Sri Lanka hanging on after action packed day of Test cricket at the Wanderers

04 January 2021 - 18:07 By Liam Del Carme
Quinton de Kock and Temba Bavuma celebrate the dismissal of Kusal Perera.
Quinton de Kock and Temba Bavuma celebrate the dismissal of Kusal Perera.
Image: Muzi Ntombela/BackpagePix

Sri Lanka were hanging on grimly at stumps on the second day of the second Test but there is an air of inevitability about their destiny in this clash.

They finished the day on 150/4 in their second innings‚ only five runs ahead of South Africa with three more days set aside for this encounter.

In fact‚ the manner in which the bottom fell out of the South African first innings post lunch meant the game advanced far quicker than most anticipated.

That gave rise to the possibility South Africa might wrap the Test inside two days and the two-Test series inside six.

They had not brought such brevity to proceedings since they vanquished Zimbabwe in a pink ball Test in Port Elizabeth in late 2017.

Sri Lanka‚ however‚ batted with far more resolve than they did in the first innings.

Despite losing the potentially destructive and in-form Kusal Perera early on‚ captain Dimuth Karunaratne (91 not out) and Lahiru Thirimanne (31) steered the team to tea and even calmer waters beyond.

The first time their flow was disturbed was when a Wiaan Mulder delivery that thudded into the former's left thumb.

Soon after a Karunaratne on-drive off Lutho Sipamla took him to his 25th half century‚ this time off 73 deliveries.

The 85-run second wicket partnership came to an end when Thirimanne departed the scene for 31 off 57 balls‚ he too falling to a faint leg side glance to the keeper off Lungi Ngidi.

Rassie van der Dussen was strangled in similar fashion earlier in the day.

Remarkably‚ Kusal Mendis‚ a man short of a run was dismissed in the same way in Ngidi's next over‚ only this time De Kock had to throw himself horizontally to collect the ball.

Mendis‚ pondering his plight‚ stood at the crease in disbelief‚ partly because he too fell in that manner‚ but mostly because he had just recorded his third successive duck in the series.

At the conclusion of the series he may want to ask South African opener Dean Elgar how to snap out of this sequence.

Bagging a pair on Test debut against Australia back in 2012‚ Elgar didn't exactly take to Test cricket like a duck to water.
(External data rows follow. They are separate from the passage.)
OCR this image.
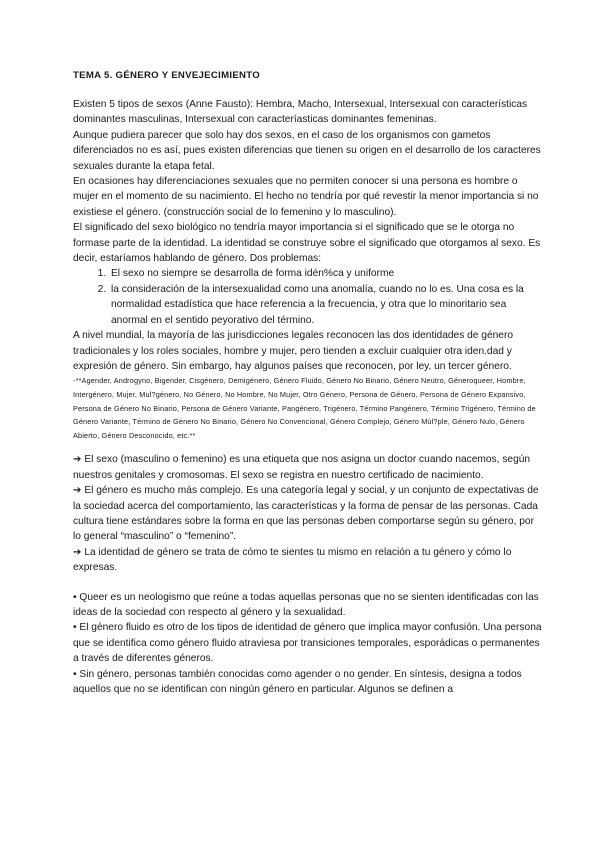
TEMA 5. GÉNERO Y ENVEJECIMIENTO

Existen 5 tipos de sexos (Anne Fausto): Hembra, Macho, Intersexual, Intersexual con características dominantes masculinas, Intersexual con caracteríasticas dominantes femeninas.

Aunque pudiera parecer que solo hay dos sexos, en el caso de los organismos con gametos diferenciados no es así, pues existen diferencias que tienen su origen en el desarrollo de los caracteres sexuales durante la etapa fetal.

En ocasiones hay diferenciaciones sexuales que no permiten conocer si una persona es hombre o mujer en el momento de su nacimiento. El hecho no tendría por qué revestir la menor importancia si no existiese el género. (construcción social de lo femenino y lo masculino).

El significado del sexo biológico no tendría mayor importancia si el significado que se le otorga no formase parte de la identidad. La identidad se construye sobre el significado que otorgamos al sexo. Es decir, estaríamos hablando de género. Dos problemas:

1. El sexo no siempre se desarrolla de forma idén%ca y uniforme
2. la consideración de la intersexualidad como una anomalía, cuando no lo es. Una cosa es la normalidad estadística que hace referencia a la frecuencia, y otra que lo minoritario sea anormal en el sentido peyorativo del término.

A nivel mundial, la mayoría de las jurisdicciones legales reconocen las dos identidades de género tradicionales y los roles sociales, hombre y mujer, pero tienden a excluir cualquier otra iden.dad y expresión de género. Sin embargo, hay algunos países que reconocen, por ley, un tercer género.

-**Agender, Androgyno, Bigender, Cisgénero, Demigénero, Género Fluido, Género No Binario, Género Neutro, Géneroqueer, Hombre, Intergénero, Mujer, Mul?género, No Género, No Hombre, No Mujer, Otro Género, Persona de Género, Persona de Género Expansivo, Persona de Género No Binario, Persona de Género Variante, Pangénero, Trigénero, Término Pangénero, Término Trigénero, Término de Género Variante, Término de Género No Binario, Género No Convencional, Género Complejo, Género Múl?ple, Género Nulo, Género Abierto, Género Desconocido, etc.**

➔ El sexo (masculino o femenino) es una etiqueta que nos asigna un doctor cuando nacemos, según nuestros genitales y cromosomas. El sexo se registra en nuestro certificado de nacimiento.

➔ El género es mucho más complejo. Es una categoría legal y social, y un conjunto de expectativas de la sociedad acerca del comportamiento, las características y la forma de pensar de las personas. Cada cultura tiene estándares sobre la forma en que las personas deben comportarse según su género, por lo general “masculino” o “femenino”.

➔ La identidad de género se trata de cómo te sientes tu mismo en relación a tu género y cómo lo expresas.

• Queer es un neologismo que reúne a todas aquellas personas que no se sienten identificadas con las ideas de la sociedad con respecto al género y la sexualidad.

• El género fluido es otro de los tipos de identidad de género que implica mayor confusión. Una persona que se identifica como género fluido atraviesa por transiciones temporales, esporádicas o permanentes a través de diferentes géneros.

• Sin género, personas también conocidas como agender o no gender. En síntesis, designa a todos aquellos que no se identifican con ningún género en particular. Algunos se definen a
A similar fate befell Graham Gooch in 1975‚ but the former England captain rose from those ashes and will remind that reputations can only be forged‚ once a pair is grown.

The nuggetty South African opener has since carved out a Test career built on grit and bucket loads of determination.

He knuckles down as much as he gets wrapped on it.

Elgar‚ earlier in the day‚ completed his 13th Test century before he fell for 127‚ but not before he helped put South Africa in the pound seats.

With a 145-run first innings lead South Africa could apply the squeeze but they didn't quite unlock all the wicket taking properties the new ball has to offer.

However‚ once they snared Thirimanne's wicket‚ Mendis and then Minod Bhanuka soon followed.

The latter fell to a splendid diving effort from Keshav Maharaj who made a lot of ground before throwing himself towards the ball.

All the while though Karunaratne held firm and stood between his side and defeat.

His effort‚ as well as that of Vishwa Fernando with the ball earlier in the day‚ has kept the Sri Lankan ship afloat.

Following the morning drinks break Fernando bowled with greater guile and control from the Golf Course End.

It helped bag him his first 'fifer' in Test cricket.

Fernando bellowed loudly out of relief perhaps as much as celebration but ultimately not enough of his teammates have shown similar grunt in this series.